The Importance of Self-Forgiveness on the Path to Recovery from Gambling Addiction

July 22, 2020
The Florida Council on Compulsive Gambling, Inc.

Gambling disorder is treatable and is widely recognized in the mental health community. Many individuals that have or are currently struggling with problem gambling face many difficulties, including but not limited to financial and legal troubles, emotional and domestic problems, family conflict, suicidal thoughts or attempts, and other mental health and domestic challenges such as anxiety, depression, and family neglect. 

Studies have also shown that problem gambling is widely linked to crime. A review of gambling research over 25 years suggests there is a high prevalence of gamblers committing a crime to feed their habit, said the Howard League for Penal Reform in a study released on Monday, May 29th, 2020 [1]. 2018-2019 888-ADMIT-IT HelpLine data showed that Illegal acts were reportedly committed by 29% of the gamblers to help finance their gambling addiction. The most common illegal acts reported were fraud (66%) (bad checks, forgery, etc.), larceny/theft (35%), and embezzlement (13%) [2]. 

In recent events right here in Florida, a dispute over a gambling debt turned violent and sadly led to the death of a 19 year-old-football player in a shootout that also left two others injured [3]. Our job at the FCCG is to provide hope and help for those individuals who are experiencing gambling-related problems. We provide the resources necessary for individuals to start on the path to recovery from gambling disorder. Listen to the experiences of these callers, as they share how they found help and hope for gambling addiction through the 888-ADMIT-IT HelpLine: 

Self-forgiveness is a topic that is discussed in our Peer Connect calls. The Peer Connect Program is a resource we use to connect HelpLine callers with other individuals who are further along the path of recovery from gambling disorder. When debts, crimes, and legal issues result from problem gambling, individuals who struggle with this disorder may additionally be filled with feelings of guilt and shame. However, one can begin to understand that self-forgiveness is an important part of leaving gambling disorder behind in taking steps towards recovery. The completely confidential 888-ADMIT-IT HelpLine connects individuals in need with self-help, treatment, and many other resources that inspire self-forgiveness on the path to recovery. 

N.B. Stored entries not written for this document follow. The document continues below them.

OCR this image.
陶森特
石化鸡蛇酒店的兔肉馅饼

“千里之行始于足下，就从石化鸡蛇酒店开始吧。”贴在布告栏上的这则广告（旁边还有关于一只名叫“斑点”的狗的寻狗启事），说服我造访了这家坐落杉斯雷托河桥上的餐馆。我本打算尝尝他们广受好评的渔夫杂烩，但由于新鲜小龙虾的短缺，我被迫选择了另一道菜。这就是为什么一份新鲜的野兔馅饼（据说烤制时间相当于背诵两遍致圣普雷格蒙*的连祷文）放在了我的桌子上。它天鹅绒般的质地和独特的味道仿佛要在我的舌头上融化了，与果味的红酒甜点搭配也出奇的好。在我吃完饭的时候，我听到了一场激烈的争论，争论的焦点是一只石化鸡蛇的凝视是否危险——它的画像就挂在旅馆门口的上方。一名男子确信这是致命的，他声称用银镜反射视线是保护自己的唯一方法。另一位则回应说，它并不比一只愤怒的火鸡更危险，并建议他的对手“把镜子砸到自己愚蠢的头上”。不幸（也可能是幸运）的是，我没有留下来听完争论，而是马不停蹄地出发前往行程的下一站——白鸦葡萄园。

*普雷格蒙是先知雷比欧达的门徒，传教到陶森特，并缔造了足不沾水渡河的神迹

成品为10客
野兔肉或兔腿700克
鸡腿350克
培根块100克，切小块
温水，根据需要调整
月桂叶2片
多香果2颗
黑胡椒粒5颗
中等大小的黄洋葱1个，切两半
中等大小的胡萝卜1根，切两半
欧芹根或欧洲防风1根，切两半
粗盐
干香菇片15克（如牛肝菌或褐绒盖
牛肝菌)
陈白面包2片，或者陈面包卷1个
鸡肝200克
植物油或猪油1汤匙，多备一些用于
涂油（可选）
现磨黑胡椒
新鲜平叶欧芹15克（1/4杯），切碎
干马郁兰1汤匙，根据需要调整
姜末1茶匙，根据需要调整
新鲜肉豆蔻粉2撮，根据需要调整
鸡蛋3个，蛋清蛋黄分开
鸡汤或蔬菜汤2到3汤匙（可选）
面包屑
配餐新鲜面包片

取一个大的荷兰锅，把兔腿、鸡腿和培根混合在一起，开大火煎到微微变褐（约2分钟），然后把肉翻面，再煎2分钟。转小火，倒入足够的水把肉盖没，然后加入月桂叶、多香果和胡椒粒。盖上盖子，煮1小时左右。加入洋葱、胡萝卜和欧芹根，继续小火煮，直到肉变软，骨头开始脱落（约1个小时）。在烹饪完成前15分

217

The first step on the path of moving forward and leaving problem gambling behind is reaching out for help.

If a loved one is engaged in gambling, or if you’re worried about yourself, know that help and hope are available through the 888-ADMIT-IT Problem Gambling HelpLine. 

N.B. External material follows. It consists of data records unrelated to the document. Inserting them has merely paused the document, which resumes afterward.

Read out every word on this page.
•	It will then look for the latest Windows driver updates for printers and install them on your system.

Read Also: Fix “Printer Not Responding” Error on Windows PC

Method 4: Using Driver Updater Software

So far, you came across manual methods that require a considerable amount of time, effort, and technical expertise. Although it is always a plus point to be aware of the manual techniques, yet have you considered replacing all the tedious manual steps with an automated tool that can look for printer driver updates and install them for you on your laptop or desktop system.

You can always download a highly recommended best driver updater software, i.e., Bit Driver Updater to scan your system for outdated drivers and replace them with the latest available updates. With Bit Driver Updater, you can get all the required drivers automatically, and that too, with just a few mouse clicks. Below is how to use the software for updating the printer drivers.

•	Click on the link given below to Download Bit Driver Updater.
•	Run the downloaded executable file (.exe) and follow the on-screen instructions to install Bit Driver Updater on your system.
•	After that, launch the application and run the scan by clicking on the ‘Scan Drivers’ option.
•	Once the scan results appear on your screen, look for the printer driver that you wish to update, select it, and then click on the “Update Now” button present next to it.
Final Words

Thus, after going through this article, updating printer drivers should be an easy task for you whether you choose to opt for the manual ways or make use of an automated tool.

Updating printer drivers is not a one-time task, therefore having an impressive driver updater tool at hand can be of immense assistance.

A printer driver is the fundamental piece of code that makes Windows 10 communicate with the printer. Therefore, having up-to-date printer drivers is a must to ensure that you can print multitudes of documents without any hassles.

The FCCG’s 24-hour confidential and multilingual HelpLine may be reached by calling 888-ADMIT-IT (888-236-4848), texting (321) 978-0555, emailing fccg@gamblinghelp.org, initiating a live chat at gamblinghelp.org, or by reaching out to us on social media platforms, such as Facebook and Twitter.

[1] Altaner, David. Problem Gambling Widely Linked To Crime, Study Says. 1 June 2020, gamblingcompliance.com/premium-content/insights_analysis/problem-gambling-widely-linked-crime-study-says.

[2] 24-Hour Problem Gambling HelpLine Annual Report., 2019 ed., The Florida Council on Compulsive Gambling, Inc., 2019, 24-Hour Problem Gambling HelpLine Annual Report

[3] Reports, Staff. “19-Year-Old Former Football Player Killed, 2 Shot in Merritt Island after Dispute.” Florida Today, Florida Today, 18 June 2020, www.floridatoday.com/story/news/crime/2020/06/18/three-men-including-19-year-old-injured-in-merritt-island-shootout/3212706001/.